CCR Archive
25mc14-TA-2014_Turin, Galleria Sabauda, A. da Fossano (Bergognone), Madonna with child and a Carthusian, inv. 175
Facilitated description:
Madonna with Child and a Carthusian is a painting on wooden table.
The painting represents the Madonna in the center, on the right Jesus child in the gesture of blessing and on the left a friar.
The painter Ambrogio da Fossano, known as Bergognone, painted the painting between 1453 and 1523.
The painting is kept at the Galleria Sabauda in Turin.
The La Venaria Reale Conservation and Restoration Centre restored the painting in 2014.
Scientists at the Venaria Center did scientific analysis to study the colors used by the painter.
Thanks to the analysis, the scientists were able to see under the painting and found that the friar's nose and chin in the first version of the painting were larger.

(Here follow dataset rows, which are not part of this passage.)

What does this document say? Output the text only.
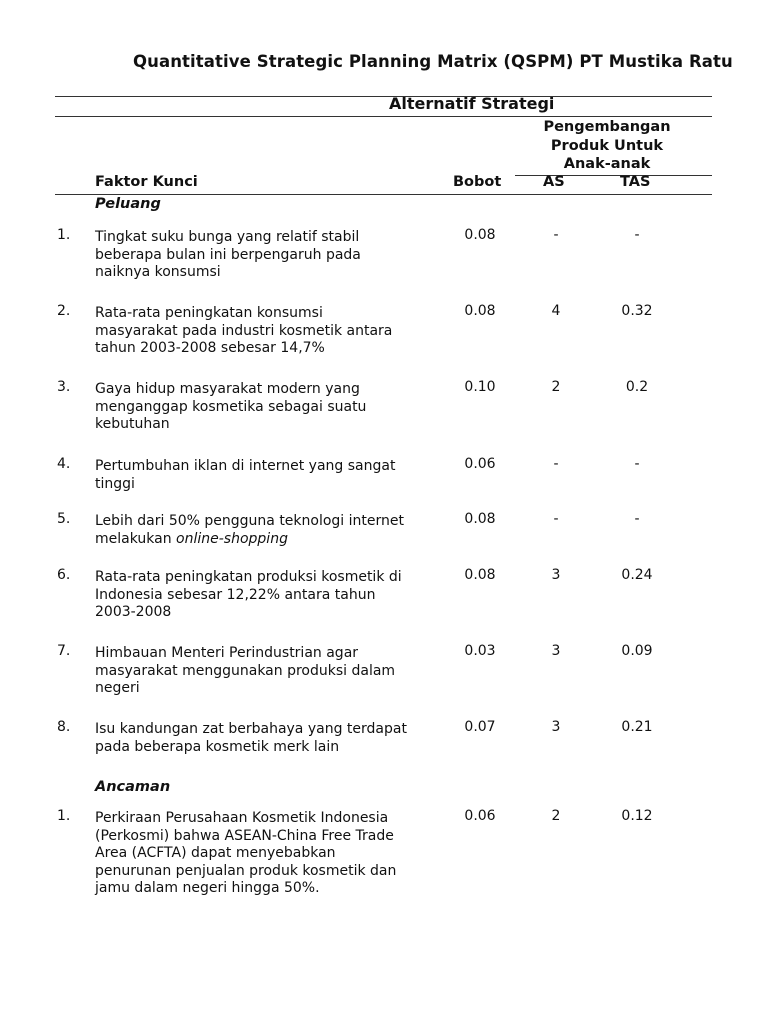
Quantitative Strategic Planning Matrix (QSPM) PT Mustika Ratu
Alternatif Strategi
Pengembangan
Produk Untuk
Anak-anak
Faktor Kunci	Bobot	AS	TAS
Peluang
1. Tingkat suku bunga yang relatif stabil
beberapa bulan ini berpengaruh pada
naiknya konsumsi
0.08	-	-
2. Rata-rata peningkatan konsumsi
masyarakat pada industri kosmetik antara
tahun 2003-2008 sebesar 14,7%
0.08	4	0.32
3. Gaya hidup masyarakat modern yang
menganggap kosmetika sebagai suatu
kebutuhan
0.10	2	0.2
4. Pertumbuhan iklan di internet yang sangat
tinggi
0.06	-	-
5. Lebih dari 50% pengguna teknologi internet
melakukan online-shopping
0.08	-	-
6. Rata-rata peningkatan produksi kosmetik di
Indonesia sebesar 12,22% antara tahun
2003-2008
0.08	3	0.24
7. Himbauan Menteri Perindustrian agar
masyarakat menggunakan produksi dalam
negeri
0.03	3	0.09
8. Isu kandungan zat berbahaya yang terdapat
pada beberapa kosmetik merk lain
0.07	3	0.21
Ancaman
1. Perkiraan Perusahaan Kosmetik Indonesia
(Perkosmi) bahwa ASEAN-China Free Trade
Area (ACFTA) dapat menyebabkan
penurunan penjualan produk kosmetik dan
jamu dalam negeri hingga 50%.
0.06	2	0.12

The restorers cleaned behind the painting to remove dust.
They cleaned the painting to get rid of the yellowed paint.
They filled the color gaps with a layer of putty (plaster and glue).

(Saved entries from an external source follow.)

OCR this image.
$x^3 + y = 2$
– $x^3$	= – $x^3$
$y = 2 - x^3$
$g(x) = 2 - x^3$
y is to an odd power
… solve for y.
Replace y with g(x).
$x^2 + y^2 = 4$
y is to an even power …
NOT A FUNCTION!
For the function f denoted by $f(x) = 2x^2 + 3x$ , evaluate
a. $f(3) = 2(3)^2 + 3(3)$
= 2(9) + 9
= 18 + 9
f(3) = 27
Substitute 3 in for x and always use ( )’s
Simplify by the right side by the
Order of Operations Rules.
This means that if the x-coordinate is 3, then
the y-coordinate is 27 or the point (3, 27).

They colored the putty with watercolors and paints.
They painted the painting to protect it from the sun's rays and dust.
The restorers cleaned the frame and reinforced the gilding parts that were coming off.
They filled the parts without gilding with putty.
In the end they gilded the stucco.
Abstract of the intervention:
The panel was the subject of conservation and restoration work on the occasion of the setting up of the Galleria Sabauda at the new headquarters in the Manica Nuova of the Palazzo Reale in Turin (2014). The restoration was accompanied by a multispectral diagnostic campaign and photographic documentation to investigate some of the technical characteristics of the work. From the infrared reflectography have emerged small second thoughts (nose and chin of the Carthusian resized in the final version), while thanks to the infrared investigation in false color was identified the palette used by the artist.
Restoration
The integration began with the removal of dust deposits with a micro aspirator both from the frame and from the back of the board. The solvent paint was then removed and the surface imitation grouting was performed, then integrated with hatching with watercolor colors and varnish veils. Particularly delicate was the phase of chromatic integration of the extensive abrasions in the landscape area and the complexion of the figures, reintegrated punctually with paint colours. Finally, a final painting was carried out.
Dust deposits were removed on the frame with soft bristle brushes and microaspirator and the preparation and gilding flakes raised with adhesive injections were consolidated. The dirt deposits overlaid with a chemical cleaning were then removed and the preparation and gilding gaps were integrated with Bologna plaster and rabbit glue, then reintegrated with watercolor colors.